TÉMOIGNAGE. Passionné par le Tour de France depuis l’enfance, un professeur de SVT de la région toulousaine vit son premier été dans la caravane iconique pour la marque Le Gaulois. Thibault lance des goodies sur les routes de la Grande Boucle. La Dépêche du Midi vous raconte comment ce rêve est devenu réalité.
C’est en regardant défiler la caravane l’été dernier, dans les rues de Toulouse, que tout a basculé. « Voir l’ambiance qu’il y avait, ça m’a donné envie de le faire », confie Thibault.
Professeur de SVT dans deux collèges de Haute-Garonne, à Seilh et à Revel, le voilà sélectionné pour rejoindre l’équipe de la marque Le Gaulois sur la plus grande course cycliste du monde : le Tour de France 2026, qui se déroule du 4 au 26 juillet, pour la 113e édition.
Mais comment arrive-t-on à participer à cette compétition iconique ?

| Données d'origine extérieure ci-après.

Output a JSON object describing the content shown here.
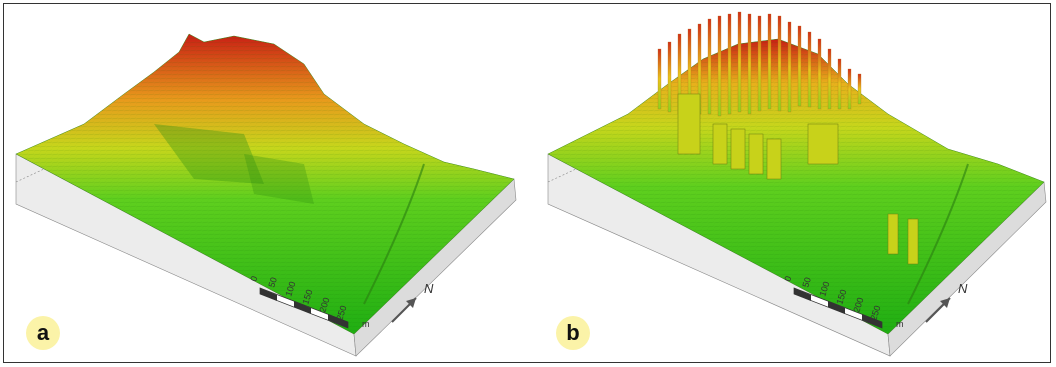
{
  "panels": [
    {
      "label": "a",
      "scale_ticks": [
        "0",
        "50",
        "100",
        "150",
        "200",
        "250"
      ],
      "scale_unit": "m",
      "north": "N"
    },
    {
      "label": "b",
      "scale_ticks": [
        "0",
        "50",
        "100",
        "150",
        "200",
        "250"
      ],
      "scale_unit": "m",
      "north": "N"
    }
  ],
  "colors": {
    "low": "#2fbf1a",
    "mid": "#c8d21a",
    "high": "#d9301a",
    "base": "#e9e9e9",
    "badge": "#fbf3a8"
  }
}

« Nous avons eu plein de goodies »
La procédure – loin d’être palpitante – est celle d’un recrutement classique avec lettre de motivation, CV, puis entretien en visioconférence. Les candidats postulent auprès d’agences événementielles qui travaillent pour différentes marques partenaires de la caravane. Ce sont ensuite ces agences qui opèrent la sélection.
« C’est Oconnection qui m’a choisi », explique-t-il. Dans sa lettre de motivation, il avait notamment mentionné la cible géante peinte aux couleurs du maillot à pois, qu’il avait confectionnée avec sa belle-sœur l’année précédente, afin de récolter un maximum de cadeaux au passage de la caravane. Thibault n’a ensuite pas manqué d’ajouter : « Notre stratagème a bien fonctionné, nous avons eu plein de goodies. »
Une passion devenue réalité
Thibault est un grand amateur du Tour depuis son plus jeune âge. « Mes parents et grands-parents le regardent assez régulièrement, comme beaucoup de Français », confie le professeur. « J’ai assisté à plusieurs reprises à des départs, arrivées et passages dans la région, notamment à Ax-les-Thermes et à Castelsarrasin. » Mais c’est l’édition 2025, à Toulouse, qui a définitivement allumé l’étincelle.
Au lieu de l’attraper, il lancera la marchandise
Cette année, il ne sera pas spectateur, mais acteur. Son rôle : distributeur, soit celui qui, arrimé au véhicule, lance les goodies vers la foule massée sur le bord des routes. La marque Le Gaulois n’étant pas présente sur les étapes espagnoles du départ, l’aventure débuté pour lui à Carcassonne et s’achèvera le 26 à Paris, avec les seules pauses des jours de repos officiels.
« Même si les journées sont longues, ça peut être de beaux moments »
Les journées s’annoncent longues et intenses, avec une préparation des chars le matin, l’étape dans l’après-midi, puis le déplacement vers la ville-départ du lendemain. « J’ai discuté l’été dernier avec des caravaniers qui passaient. Vraiment, on voit qu’ils prennent plaisir. Même si les journées sont longues, ça peut être de beaux moments », assure-t-il.
Côté parcours, l’étape Carcassonne-Foix et les Pyrénées qui l’accompagnent l’enthousiasmaient particulièrement. De la famille viendra même tenter de l’apercevoir sur l’étape en direction de Bordeaux.
Quant à ses élèves ? « Ils ne savaient rien », sourit leur professeur. L’idée de leur lancer des goodies au bord de la route amuse visiblement beaucoup le professeur. Une expérience qu’il n’hésitera pas à renouveler si l’occasion se présente pour les prochaines éditions du Tour. En tout cas, il en gardera des souvenirs à vie.